Bootstrapping Information Extraction from Semi-structured Web Pages
Citation
Carlson, A., S. Schafer. 2008. Bootstrapping Information Extraction from Semi-structured Web Pages. ECML PKDD '08: Proceedings of the 2008 European Conference on Machine Learning and Knowledge Discovery in Databases - Part I, 2008, 195-210, Berlin, Heidelberg.
Online version
[www.cs.cmu.edu/~acarlson/papers/carlson-ecml08.pdf Carlson-ECML08]
Summary
Extracting structured records from semi structured web pages is an interesting problem which has been recently studied in the field of machine learning and information extraction. Many of the developed techniques require significant human effort to annotate data for each website or they require a heuristic to be able to extract data types that exist in the webpage. This paper introduces a novel approach to extract semi structured data from web pages by requiring annotating only a few pages for very few websites.

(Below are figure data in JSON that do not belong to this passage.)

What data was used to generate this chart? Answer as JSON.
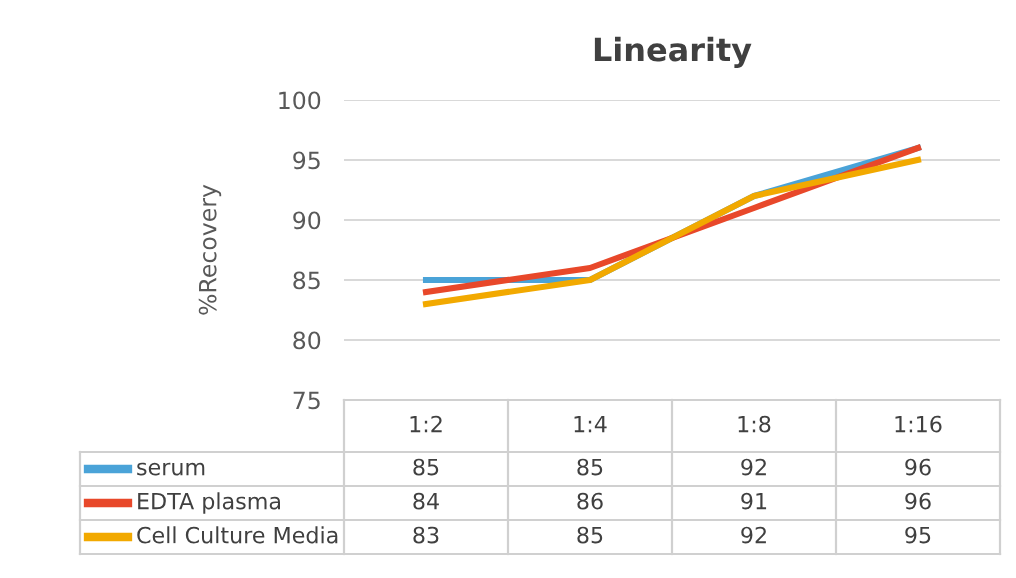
{
  "chart_data": {
    "type": "line",
    "title": "Linearity",
    "ylabel": "%Recovery",
    "categories": [
      "1:2",
      "1:4",
      "1:8",
      "1:16"
    ],
    "series": [
      {
        "name": "serum",
        "color": "#4aa3d8",
        "values": [
          85,
          85,
          92,
          96
        ]
      },
      {
        "name": "EDTA plasma",
        "color": "#e8482a",
        "values": [
          84,
          86,
          91,
          96
        ]
      },
      {
        "name": "Cell Culture Media",
        "color": "#f2a900",
        "values": [
          83,
          85,
          92,
          95
        ]
      }
    ],
    "ylim": [
      75,
      100
    ],
    "yticks": [
      75,
      80,
      85,
      90,
      95,
      100
    ],
    "grid": "y",
    "legend": "bottom",
    "data_labels": true,
    "marker": "none",
    "line_style": "solid"
  }
}
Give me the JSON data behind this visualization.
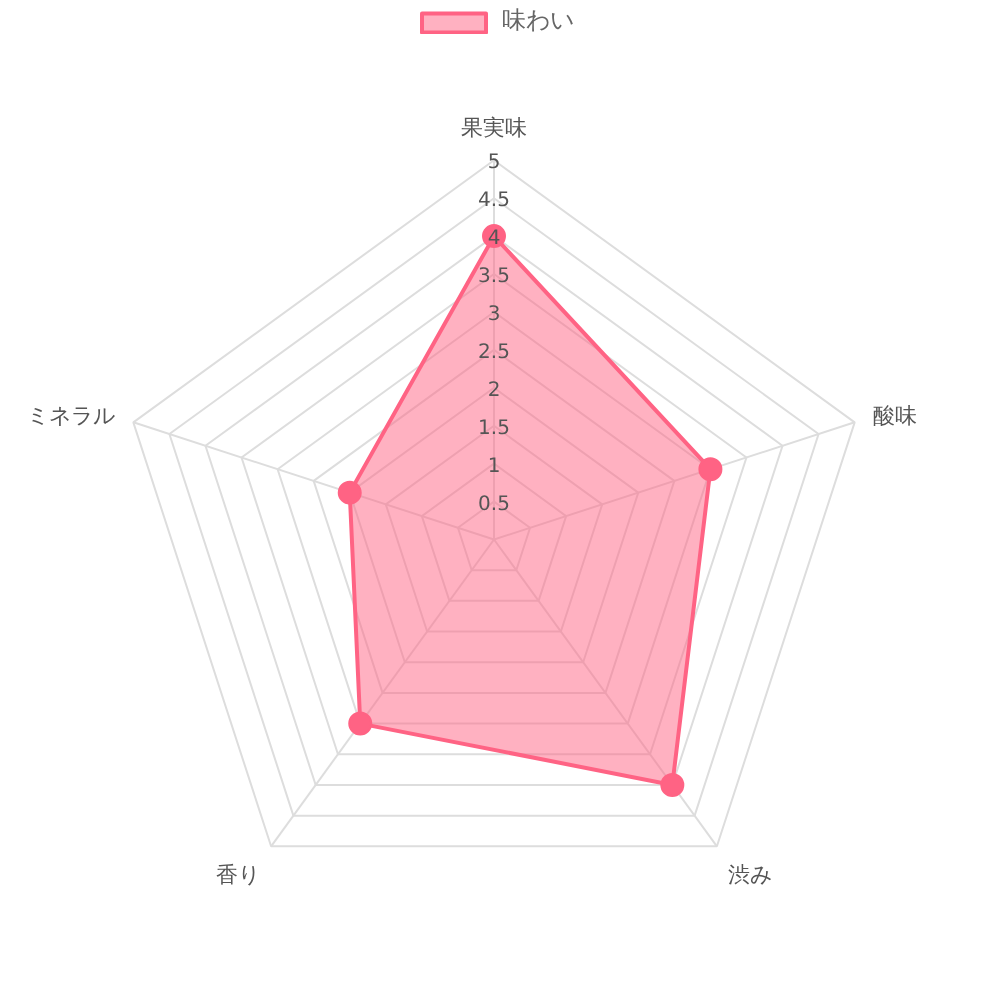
{
  "chart_data": {
    "type": "radar",
    "categories": [
      "果実味",
      "酸味",
      "渋み",
      "香り",
      "ミネラル"
    ],
    "series": [
      {
        "name": "味わい",
        "color": "#ff6384",
        "values": [
          4,
          3,
          4,
          3,
          2
        ]
      }
    ],
    "ylim": [
      0,
      5
    ],
    "yticks": [
      0.5,
      1,
      1.5,
      2,
      2.5,
      3,
      3.5,
      4,
      4.5,
      5
    ],
    "grid": true,
    "legend": "top",
    "marker": "circle"
  }
}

This method first requires a set of web pages which are annotated by human. The annotator should decide what schema columns are interesting are presenting in the input web pages and should also annotates a very small number of web pages for four or six websites. Given this training data, program trains four different classifier (using different types of features) to classify data for each of the annotated fields. Using these trained classifiers, it then tries to extract data that maximize confidence value of trained classifiers.
To evaluate their method they have used regularized logistic regression classifier as the baseline method. The technique is tested on two different vacation rentals and job sites. They have shown that by annotating 2-5 pages for 4-6 web sites their technique can achieve an accuracy of 84% on job offer sites and 91% on vacation rental sites.